Ultrasound control 14 days after stent removal showed no hydronephrosis. Distal parts of both ureters were non-dilated without visible “plugs”, and ureteric jet (color doppler) was observed on both sides. Intravenous pyelography carried out four months later was normal.
There is a well-known influence of acute appendicitis on the urinary tract. Microscopic haematuria is a well recognised, incidental finding, and transient (and mild) pyelocalyceal dilatation of the right kidney has been detected in 38 % of patients prior to appendicectomy.1 Appendicitis may also simulate right ureteric colic.
Unilateral obstruction of the right ureter is well-recognised complication, and in most cases is related to an abscess.1,2
Bilateral obstruction is less common, but may also be due to mechanical obstruction by an abscess.3-6 However, without abscess formation, bilateral obstruction is a rare complication.7
Our search in the literature revealed sporadic reports, most of these describing a few patients only, and with a total number of 15 patients.7-13 In these reports, the condition has exclusively been described in boys aged 6 to 15 years, and, in most cases, with a perforated appendix (10 of 15 cases). Anuria developed on the fourth to sixteenth post-operative day (mean seven day). Cystoscopy in 13 patients cases revealed inflammatory changes and oedema affecting the posterior bladder wall and the ureteric orifices. Twelve patients were treated with ureteric stenting. In no case was the condition diagnosed with imaging prior to cystoscopy.

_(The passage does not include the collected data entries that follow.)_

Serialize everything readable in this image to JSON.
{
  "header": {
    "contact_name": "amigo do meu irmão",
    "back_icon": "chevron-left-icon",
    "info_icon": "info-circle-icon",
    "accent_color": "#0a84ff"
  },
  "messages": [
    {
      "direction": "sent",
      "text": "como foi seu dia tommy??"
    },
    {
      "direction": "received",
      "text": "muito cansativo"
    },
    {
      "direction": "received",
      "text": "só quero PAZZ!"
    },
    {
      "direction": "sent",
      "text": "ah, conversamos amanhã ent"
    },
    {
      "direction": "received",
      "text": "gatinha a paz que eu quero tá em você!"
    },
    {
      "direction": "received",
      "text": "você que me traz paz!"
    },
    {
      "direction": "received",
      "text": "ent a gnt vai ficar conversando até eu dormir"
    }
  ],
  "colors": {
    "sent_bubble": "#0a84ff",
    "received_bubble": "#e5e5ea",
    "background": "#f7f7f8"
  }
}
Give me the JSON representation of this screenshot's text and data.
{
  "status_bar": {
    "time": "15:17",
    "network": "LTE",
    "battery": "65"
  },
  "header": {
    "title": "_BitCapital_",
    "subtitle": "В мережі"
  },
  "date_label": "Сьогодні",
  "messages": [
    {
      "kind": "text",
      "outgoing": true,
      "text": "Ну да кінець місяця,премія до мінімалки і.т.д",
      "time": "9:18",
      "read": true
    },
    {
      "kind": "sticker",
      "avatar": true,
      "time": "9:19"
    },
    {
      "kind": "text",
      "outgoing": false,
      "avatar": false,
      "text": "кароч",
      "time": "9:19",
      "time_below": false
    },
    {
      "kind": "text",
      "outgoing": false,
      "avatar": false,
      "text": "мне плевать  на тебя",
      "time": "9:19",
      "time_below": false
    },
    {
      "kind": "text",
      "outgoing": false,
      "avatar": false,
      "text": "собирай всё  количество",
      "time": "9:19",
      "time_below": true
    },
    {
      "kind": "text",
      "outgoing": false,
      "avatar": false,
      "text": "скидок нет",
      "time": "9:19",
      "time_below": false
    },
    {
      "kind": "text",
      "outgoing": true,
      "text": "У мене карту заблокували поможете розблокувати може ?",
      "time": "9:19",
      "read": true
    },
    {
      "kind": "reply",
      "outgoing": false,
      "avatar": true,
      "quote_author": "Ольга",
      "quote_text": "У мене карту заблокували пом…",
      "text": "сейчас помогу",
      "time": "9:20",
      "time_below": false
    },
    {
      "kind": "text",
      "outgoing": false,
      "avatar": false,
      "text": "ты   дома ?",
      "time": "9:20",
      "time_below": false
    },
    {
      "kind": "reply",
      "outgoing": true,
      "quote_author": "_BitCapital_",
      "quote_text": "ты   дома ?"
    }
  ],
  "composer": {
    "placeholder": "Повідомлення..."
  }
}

There are today several imaging modalities used for the investigation of urinary tract obstruction in children. Magnetic resonance imaging and renography are less practical tools in the acute setting. Intravenous pyelography includes the use of a contrast agent with possible nephrotoxic effect, and the display of pathology in the distal parts of the ureters is in many cases suboptimal. Coputerised tomography (CT) without contrast agents has been introduced as a rapid method to image ureterolithiasis in adults. However, the considerable radiation dose of a CT of the abdomen should give rise to caution.10 Children are also more sensitive to radiation than adults by a factor of ten.11
The ultrasound diagnosis of ureteral obstruction is characterised by detection of hydronephrosis, detection of ureteric jets from the orificies with color doppler and examination of the ureter.12 A mere exclusion of hydronephrosis is insufficient, as dilatation may be minimal or absent in spite of obstruction.9
With a filled urinary bladder as an acoustic window, transabdominal ultrasound can display an excellent view of the posterior bladder wall, the ureteric orificies and distal parts of the ureters. This technique has proven to be of great value in patients with distal ureteric calculi. In addition, demonstration of ureteric jets may provide evidence to distinguish between total and partial obstruction. Inflammatory changes of the posterior bladder wall is described as a complication to severe appendicitis (gangrenous or perforated), and probably is related to a localised peritonitis.10,11 The subsequent oedema may compromise the urinary flow and in some cases give rise to complete ureteral obstruction.
Flank pain, nausea and oliguria should lead to suspicion, even if no hydronephrosis is detected. Ultrasound examination of the bladder base and distal parts of ureters (if necessary through a saline-filled bladder) may provide a rapid diagnosis, without exposing the child to unnecessary radiation. Early diagnosis and intervention is important to prevent irreversible renal damage, and ureteric stenting has been suggested as the treatment of choice.10,11 In our patient this procedure had an immediate clinical effect with normalisation of diuresis, serum creatinine and blood pressure.